After a 2-5 start this season, the Nets fired Steve Nash as their coach. He was replaced by Jacque Vaughn, one of his assistants, who managed to steady the team after a distraction-filled first few weeks of the season.
Irving was criticized in October after he posted a link on Twitter to an antisemitic film, which espoused several false tropes, including questioning whether the Holocaust was real. Irving distanced himself from the Holocaust questioning, but he declined to apologize for the post in multiple combative news conferences even as he took down the post. During one of those news conferences, Irving expressed support for an antigovernment conspiracy theory pushed by the Infowars fabulist Alex Jones. The Nets suspended him on Nov. 3, and he returned to play on Nov. 20, despite some backlash from fans and the news media.
Since then, the backlash has receded and Irving has shown flashes, at least on the court, of why the Nets signed him nearly four years ago.
Irving and Kevin Durant joined the Nets as free agents before the 2019-20 season to form one of the more dynamic tandems in the league. Durant is one of the league’s smoothest scorers, and Irving is perhaps its best ballhandler. They each had championship experience and seemed poised, talent-wise, to bring the Nets a title.
But there were questions and concerns from the start. Durant tore his Achilles’ tendon in the 2019 N.B.A. finals while playing for the Golden State Warriors, and he sat out his first season in Brooklyn. Irving, meanwhile, appeared in just 20 games before having season-ending shoulder surgery.
The following season, the Nets made another splash by acquiring James Harden from the Houston Rockets in a three-team trade. But Irving missed several games for unspecified personal reasons, and during one of the stints when he was away from the team, video surfaced of him attending his sister’s birthday party without a mask, in violation of the N.B.A.’s coronavirus protocols. In the Eastern Conference semifinals, Irving sprained his right ankle against the Milwaukee Bucks and the Nets lost the series in seven games.

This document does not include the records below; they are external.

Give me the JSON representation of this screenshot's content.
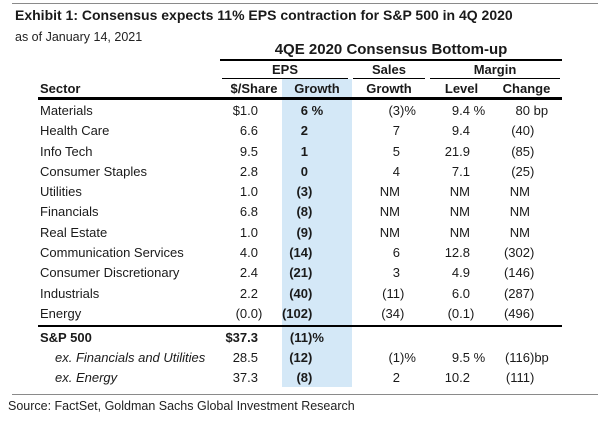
{
  "chart_data": {
    "type": "table",
    "exhibit_title": "Exhibit 1: Consensus expects 11% EPS contraction for S&P 500 in 4Q 2020",
    "as_of": "as of January 14, 2021",
    "table_title": "4QE 2020 Consensus Bottom-up",
    "column_groups": [
      {
        "label": "EPS",
        "columns": [
          "$/Share",
          "Growth"
        ]
      },
      {
        "label": "Sales",
        "columns": [
          "Growth"
        ]
      },
      {
        "label": "Margin",
        "columns": [
          "Level",
          "Change"
        ]
      }
    ],
    "columns": [
      "Sector",
      "$/Share",
      "Growth",
      "Growth",
      "Level",
      "Change"
    ],
    "rows": [
      {
        "sector": "Materials",
        "cells": [
          "$1.0",
          "6 %",
          "(3)%",
          "9.4 %",
          "80 bp"
        ]
      },
      {
        "sector": "Health Care",
        "cells": [
          "6.6",
          "2",
          "7",
          "9.4",
          "(40)"
        ]
      },
      {
        "sector": "Info Tech",
        "cells": [
          "9.5",
          "1",
          "5",
          "21.9",
          "(85)"
        ]
      },
      {
        "sector": "Consumer Staples",
        "cells": [
          "2.8",
          "0",
          "4",
          "7.1",
          "(25)"
        ]
      },
      {
        "sector": "Utilities",
        "cells": [
          "1.0",
          "(3)",
          "NM",
          "NM",
          "NM"
        ]
      },
      {
        "sector": "Financials",
        "cells": [
          "6.8",
          "(8)",
          "NM",
          "NM",
          "NM"
        ]
      },
      {
        "sector": "Real Estate",
        "cells": [
          "1.0",
          "(9)",
          "NM",
          "NM",
          "NM"
        ]
      },
      {
        "sector": "Communication Services",
        "cells": [
          "4.0",
          "(14)",
          "6",
          "12.8",
          "(302)"
        ]
      },
      {
        "sector": "Consumer Discretionary",
        "cells": [
          "2.4",
          "(21)",
          "3",
          "4.9",
          "(146)"
        ]
      },
      {
        "sector": "Industrials",
        "cells": [
          "2.2",
          "(40)",
          "(11)",
          "6.0",
          "(287)"
        ]
      },
      {
        "sector": "Energy",
        "cells": [
          "(0.0)",
          "(102)",
          "(34)",
          "(0.1)",
          "(496)"
        ]
      }
    ],
    "summary_rows": [
      {
        "sector": "S&P 500",
        "emphasis": "bold",
        "cells": [
          "$37.3",
          "(11)%",
          "",
          "",
          ""
        ]
      },
      {
        "sector": "ex. Financials and Utilities",
        "emphasis": "italic",
        "cells": [
          "28.5",
          "(12)",
          "(1)%",
          "9.5 %",
          "(116)bp"
        ]
      },
      {
        "sector": "ex. Energy",
        "emphasis": "italic",
        "cells": [
          "37.3",
          "(8)",
          "2",
          "10.2",
          "(111)"
        ]
      }
    ],
    "highlight": {
      "column": "EPS Growth",
      "color": "#d4e8f7"
    },
    "source": "Source: FactSet, Goldman Sachs Global Investment Research"
  }
}
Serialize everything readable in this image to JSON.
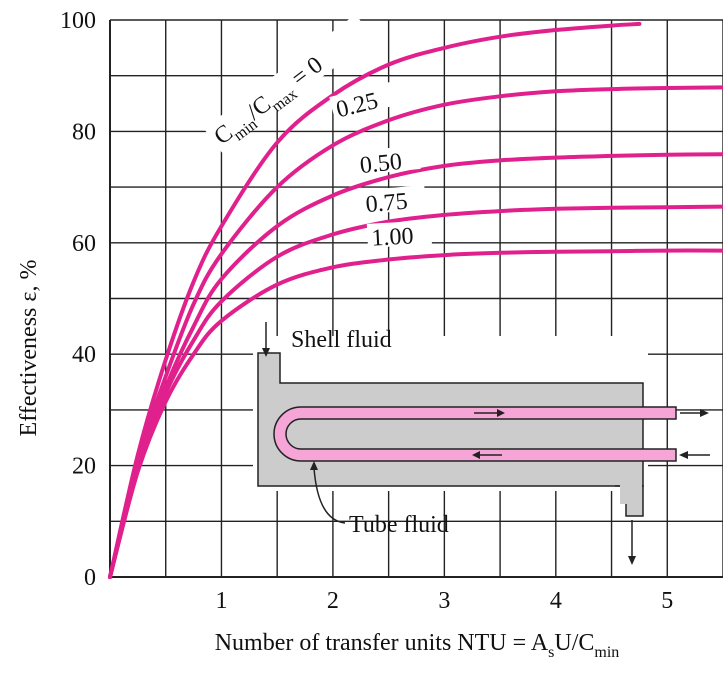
{
  "chart_data": {
    "type": "line",
    "xlabel": "Number of transfer units NTU = A",
    "xlabel_sub_s": "s",
    "xlabel_mid": "U/C",
    "xlabel_sub_min": "min",
    "ylabel": "Effectiveness ε, %",
    "xlim": [
      0,
      5.5
    ],
    "ylim": [
      0,
      100
    ],
    "x_ticks": [
      "1",
      "2",
      "3",
      "4",
      "5"
    ],
    "y_ticks": [
      "0",
      "20",
      "40",
      "60",
      "80",
      "100"
    ],
    "grid": true,
    "grid_minor_x": 0.5,
    "grid_minor_y": 10,
    "line_color": "#e0208c",
    "curve_label_prefix": "C",
    "curve_label_sub1": "min",
    "curve_label_mid": "/C",
    "curve_label_sub2": "max",
    "curve_label_suffix": " = 0",
    "series": [
      {
        "name": "0",
        "x": [
          0,
          0.25,
          0.5,
          0.75,
          1,
          1.5,
          2,
          2.5,
          3,
          3.5,
          4,
          4.5,
          4.75
        ],
        "y": [
          0,
          22,
          39,
          53,
          63,
          78,
          86.5,
          92,
          95,
          97,
          98.2,
          99,
          99.3
        ]
      },
      {
        "name": "0.25",
        "x": [
          0,
          0.25,
          0.5,
          0.75,
          1,
          1.5,
          2,
          2.5,
          3,
          3.5,
          4,
          4.5,
          5,
          5.5
        ],
        "y": [
          0,
          21,
          36,
          49,
          58,
          70,
          77.5,
          82,
          84.8,
          86.3,
          87.2,
          87.6,
          87.8,
          87.9
        ]
      },
      {
        "name": "0.50",
        "x": [
          0,
          0.25,
          0.5,
          0.75,
          1,
          1.5,
          2,
          2.5,
          3,
          3.5,
          4,
          4.5,
          5,
          5.5
        ],
        "y": [
          0,
          20,
          34,
          45,
          53.5,
          63,
          68.5,
          71.8,
          73.8,
          74.8,
          75.3,
          75.6,
          75.8,
          75.9
        ]
      },
      {
        "name": "0.75",
        "x": [
          0,
          0.25,
          0.5,
          0.75,
          1,
          1.5,
          2,
          2.5,
          3,
          3.5,
          4,
          4.5,
          5,
          5.5
        ],
        "y": [
          0,
          19.5,
          33,
          42.5,
          49.5,
          57.5,
          61.5,
          63.8,
          65,
          65.7,
          66.1,
          66.3,
          66.4,
          66.5
        ]
      },
      {
        "name": "1.00",
        "x": [
          0,
          0.25,
          0.5,
          0.75,
          1,
          1.5,
          2,
          2.5,
          3,
          3.5,
          4,
          4.5,
          5,
          5.5
        ],
        "y": [
          0,
          19,
          31.5,
          40,
          46,
          52.5,
          55.6,
          57,
          57.8,
          58.2,
          58.4,
          58.5,
          58.6,
          58.6
        ]
      }
    ],
    "diagram": {
      "shell_label": "Shell fluid",
      "tube_label": "Tube fluid",
      "shell_color": "#cccccc",
      "tube_color": "#f5a6d6"
    }
  }
}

The drama, though, was just beginning. Before the start of the 2021-22 season, the Nets issued Irving an ultimatum after he declined to be vaccinated for Covid-19: Get the shot, or stay home. Irving missed 35 games before the Nets reversed their policy, which cleared Irving to play in road games. He was able to play in home games nearly three months later when Mayor Eric Adams repealed a vaccine mandate for professional athletes and performers working in New York City.

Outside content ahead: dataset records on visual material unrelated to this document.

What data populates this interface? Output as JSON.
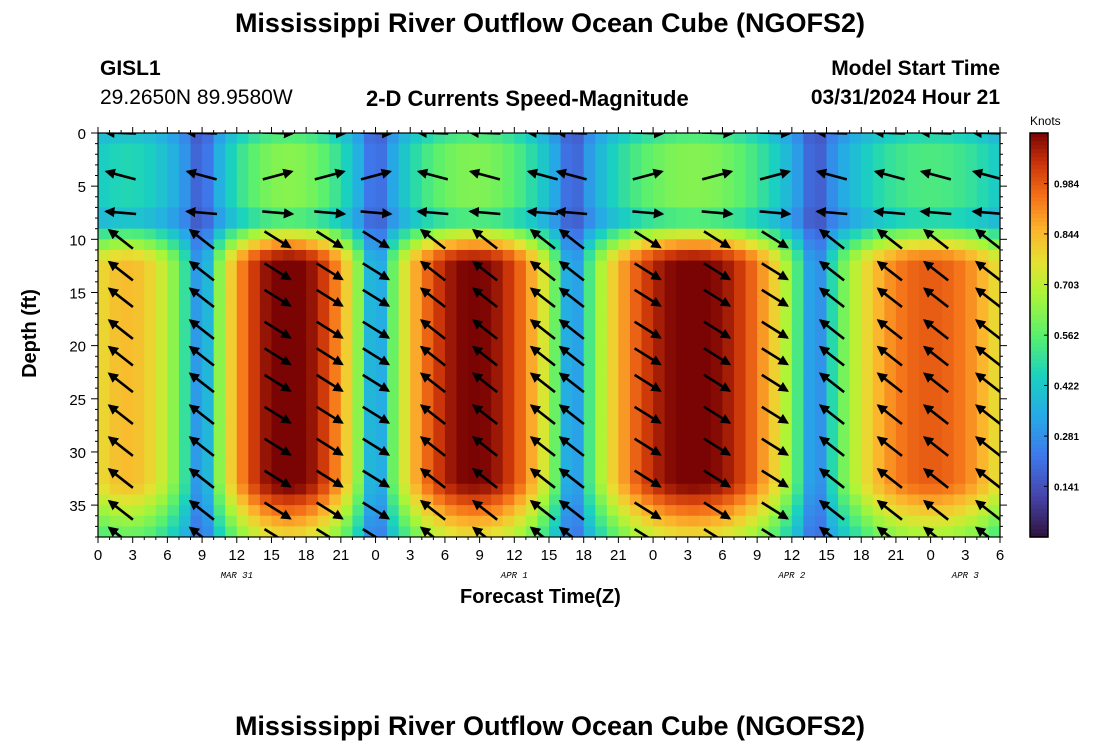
{
  "page_title": "Mississippi River Outflow Ocean Cube (NGOFS2)",
  "footer_title": "Mississippi River Outflow Ocean Cube (NGOFS2)",
  "station": {
    "id": "GISL1",
    "coords": "29.2650N  89.9580W"
  },
  "model": {
    "start_label": "Model Start Time",
    "start_value": "03/31/2024 Hour 21"
  },
  "chart_data": {
    "type": "heatmap",
    "title": "2-D Currents Speed-Magnitude",
    "xlabel": "Forecast Time(Z)",
    "ylabel": "Depth (ft)",
    "x_range_hours": [
      0,
      78
    ],
    "x_ticks": [
      {
        "h": 0,
        "label": "0"
      },
      {
        "h": 3,
        "label": "3"
      },
      {
        "h": 6,
        "label": "6"
      },
      {
        "h": 9,
        "label": "9"
      },
      {
        "h": 12,
        "label": "12"
      },
      {
        "h": 15,
        "label": "15"
      },
      {
        "h": 18,
        "label": "18"
      },
      {
        "h": 21,
        "label": "21"
      },
      {
        "h": 24,
        "label": "0"
      },
      {
        "h": 27,
        "label": "3"
      },
      {
        "h": 30,
        "label": "6"
      },
      {
        "h": 33,
        "label": "9"
      },
      {
        "h": 36,
        "label": "12"
      },
      {
        "h": 39,
        "label": "15"
      },
      {
        "h": 42,
        "label": "18"
      },
      {
        "h": 45,
        "label": "21"
      },
      {
        "h": 48,
        "label": "0"
      },
      {
        "h": 51,
        "label": "3"
      },
      {
        "h": 54,
        "label": "6"
      },
      {
        "h": 57,
        "label": "9"
      },
      {
        "h": 60,
        "label": "12"
      },
      {
        "h": 63,
        "label": "15"
      },
      {
        "h": 66,
        "label": "18"
      },
      {
        "h": 69,
        "label": "21"
      },
      {
        "h": 72,
        "label": "0"
      },
      {
        "h": 75,
        "label": "3"
      },
      {
        "h": 78,
        "label": "6"
      }
    ],
    "date_labels": [
      {
        "h": 12,
        "label": "MAR 31"
      },
      {
        "h": 36,
        "label": "APR 1"
      },
      {
        "h": 60,
        "label": "APR 2"
      },
      {
        "h": 75,
        "label": "APR 3"
      }
    ],
    "y_range_ft": [
      0,
      38
    ],
    "y_ticks": [
      0,
      5,
      10,
      15,
      20,
      25,
      30,
      35
    ],
    "colorbar": {
      "unit": "Knots",
      "min": 0.0,
      "max": 1.125,
      "ticks": [
        0.141,
        0.281,
        0.422,
        0.562,
        0.703,
        0.844,
        0.984
      ]
    },
    "slack_hours": [
      9,
      24,
      41,
      62
    ],
    "peak_speed_by_cycle": [
      {
        "center_h": 3,
        "speed": 0.78
      },
      {
        "center_h": 16.5,
        "speed": 1.09
      },
      {
        "center_h": 32.5,
        "speed": 1.07
      },
      {
        "center_h": 51.5,
        "speed": 1.08
      },
      {
        "center_h": 72,
        "speed": 0.92
      }
    ],
    "arrow_hours": [
      2,
      9,
      15.5,
      20,
      24,
      29,
      33.5,
      38.5,
      41,
      47.5,
      53.5,
      58.5,
      63.5,
      68.5,
      72.5,
      77
    ],
    "arrow_depths_ft": [
      0,
      4,
      7.5,
      10,
      13,
      15.5,
      18.5,
      21,
      23.5,
      26.5,
      29.5,
      32.5,
      35.5,
      38
    ]
  }
}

But Harden was gone by then, having joined the Philadelphia 76ers in a midseason trade. The Nets went on to get swept by the Boston Celtics in the first round of the playoffs. In the wake of that disaster, Durant requested a trade but rescinded it before the start of this season.
Irving had a player option for this season, and it was unclear almost until the deadline in June whether he would opt in. After weeks of speculation that he might be trying to force a trade, Irving announced that he was in for this season after all.
“Normal people keep the world going, but those who dare to be different lead us into tomorrow,” Irving said in a statement at the time. “I’ve made my decision to opt in. See you in the fall.”